Maxi sequestro della polizia di Perugia ai danni di due cittadini albanesi, U.S. e X.B., rispettivamente di 40 e 51 anni, coinvolti nel 2008 nell'operazione antidroga Little Orange, che all'epoca portò all'arresto di ben 17 persone.

I dettagli dei beni sequestrati dalle forze dell'ordine sono stati illustrati nel corso di una conferenza stampa, andata in scena venerdì mattina e durante la quale, il dirigente Luca Sarcoli ha affermato che il totale ammonta ad oltre 600mila euro: due imprese edili, otto immobili,compresi sei appartamenti tra Bastia Umbra e Assisi, vari conti correnti e dodici automobili.

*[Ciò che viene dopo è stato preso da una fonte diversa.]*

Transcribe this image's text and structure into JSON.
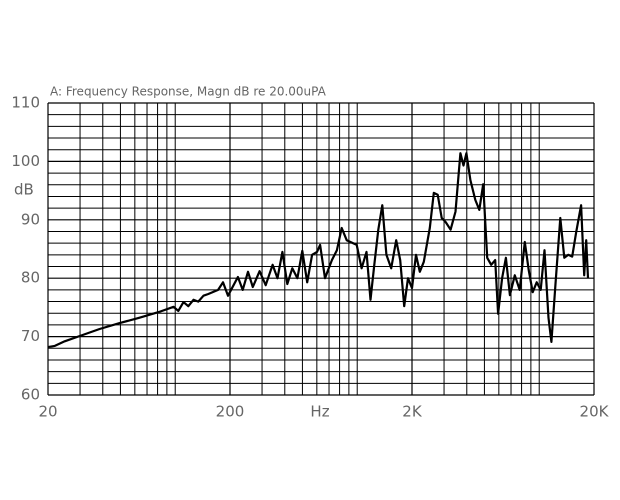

I beni sequestrati, inoltre, potrebbero venire addirittura confiscati per via del nuovo codice Antimafia del 2011, che prevede la confisca in caso di dubbi sulla provenienza. Dunque, se i due soggetti albanesi non riusciranno a dimostrare la lecita provenienza dei beni, questi passeranno nelle mani dello Stato dopo il sequestro del tribunale.